Define the data set to be a sequence $\{(Y_i, X_i)\}_{i=1}^n$ of pairs of real numbers. Fitting a line to this sequence amounts to finding $\theta = (\alpha, \beta) \in \mathbb R^2$ such that the equation $Y_i = \alpha X_i + \beta$ "captures" the relationship between each $Y_i$ and $X_i$ for each $i$ in some sense. But in what sense? One way to make this question meaningful is to assume a statistical model. Namely, assume that, for each $i$, $$Y_i = \alpha X_i + \beta + e_i,$$ where each $e_i$ is a random variable with known distribution. In other words, assume that each $X_i$ is a deterministic variable and that $Y_i$ is related to $X_i$ in a linear but "noisy" way. Under this assumption, the question of finding $\theta$ can be cast as a question of finding the $\theta$ that maximizes the "likelihood" that $\{(Y_i, X_i)\}_{i=1}^n$ was observed given that $\theta$ was the parameter of the above statistical model.
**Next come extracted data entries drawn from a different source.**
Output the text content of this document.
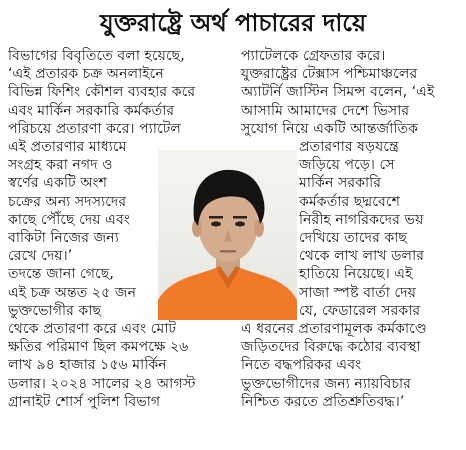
যুক্তরাষ্ট্রে অর্থ পাচারের দায়ে

বিভাগের বিবৃতিতে বলা হয়েছে,

‘এই প্রতারক চক্র অনলাইনে

বিভিন্ন ফিশিং কৌশল ব্যবহার করে

এবং মার্কিন সরকারি কর্মকর্তার

পরিচয়ে প্রতারণা করে। প্যাটেল

এই প্রতারণার মাধ্যমে

সংগ্রহ করা নগদ ও

স্বর্ণের একটি অংশ

চক্রের অন্য সদস্যদের

কাছে পৌঁছে দেয় এবং

বাকিটা নিজের জন্য

রেখে দেয়।’

তদন্তে জানা গেছে,

এই চক্র অন্তত ২৫ জন

ভুক্তভোগীর কাছ

থেকে প্রতারণা করে এবং মোট

ক্ষতির পরিমাণ ছিল কমপক্ষে ২৬

লাখ ৯৪ হাজার ১৫৬ মার্কিন

ডলার। ২০২৪ সালের ২৪ আগস্ট

গ্রানাইট শোর্স পুলিশ বিভাগ

প্যাটেলকে গ্রেফতার করে।

যুক্তরাষ্ট্রের টেক্সাস পশ্চিমাঞ্চলের

অ্যাটর্নি জাস্টিন সিমন্স বলেন, ‘এই

আসামি আমাদের দেশে ভিসার

সুযোগ নিয়ে একটি আন্তর্জাতিক

প্রতারণার ষড়যন্ত্রে

জড়িয়ে পড়ে। সে

মার্কিন সরকারি

কর্মকর্তার ছদ্মবেশে

নিরীহ নাগরিকদের ভয়

দেখিয়ে তাদের কাছ

থেকে লাখ লাখ ডলার

হাতিয়ে নিয়েছে। এই

সাজা স্পষ্ট বার্তা দেয়

যে, ফেডারেল সরকার

এ ধরনের প্রতারণামূলক কর্মকাণ্ডে

জড়িতদের বিরুদ্ধে কঠোর ব্যবস্থা

নিতে বদ্ধপরিকর এবং

ভুক্তভোগীদের জন্য ন্যায়বিচার

নিশ্চিত করতে প্রতিশ্রুতিবদ্ধ।’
One way to define likelihood is by use of a conditional probability density function (p.d.f.), which we denote by $f(Y_i \; | \; X_i, \theta)$ for each $i$. (I use this notation to emphasize that $X_i$ is deterministic, so it admits no useful notion of probability density. Each $X_i$ will instead play a role in parametrizing the distribution of $Y_i$.) For example, if each $e_i$ is a normal random variable with zero mean and variance $\sigma^2$, and the $e_i$ are all mutually independent, then the $Y_i$ are also independent normal variables with variance $\sigma^2$, but each $Y_i$ has a mean of $\alpha X_i + \beta$. Hence, we may define the likelihood of the data to be the following joint conditional p.d.f.:
\begin{align*}
\ell((Y,X); \theta) &= \prod_{i=1}^n f(Y_i \; | \; X_i, \theta) \\
&= \frac{1}{(2\pi)^{n/2}\sigma^n}\exp\left(\frac{-1}{2\sigma^2}\left(\sum_{i=1}^n(Y_i - \alpha X_i - \beta)^2\right)\right).
\end{align*}
Note that the mutual independence of $e_i$ was essential for writing this formula, for otherwise the joint conditional p.d.f. would not factorize in the first step above. Clearly, maximizing this likelihood function over $\theta$ is equivalent to minimizing
$$\sum_{i=1}^n(Y_i - \alpha X_i - \beta)^2$$
over $\theta$. (Again, keep in mind that $\theta = (\alpha, \beta)$.) This last expression is the square-error formula used in least-squares fitting. The qualifier "least" implies that we're minimizing this formula (or, equivalently, maximizing the above likelihood formula). This equivalence between minimizing square-error and maximizing likelihood could only be shown because the $e_i$ in the statistical model are i.i.d. normally distributed with zero mean and finite variance. Hence, the normality assumption is essential in motivating the use of least-squares fitting from a statistical standpoint. However, as mentioned by Pantelis Sopasakis in the comments, it is not essential to the actual computation of $\theta$, which is the focus of the derivations in the link you posted.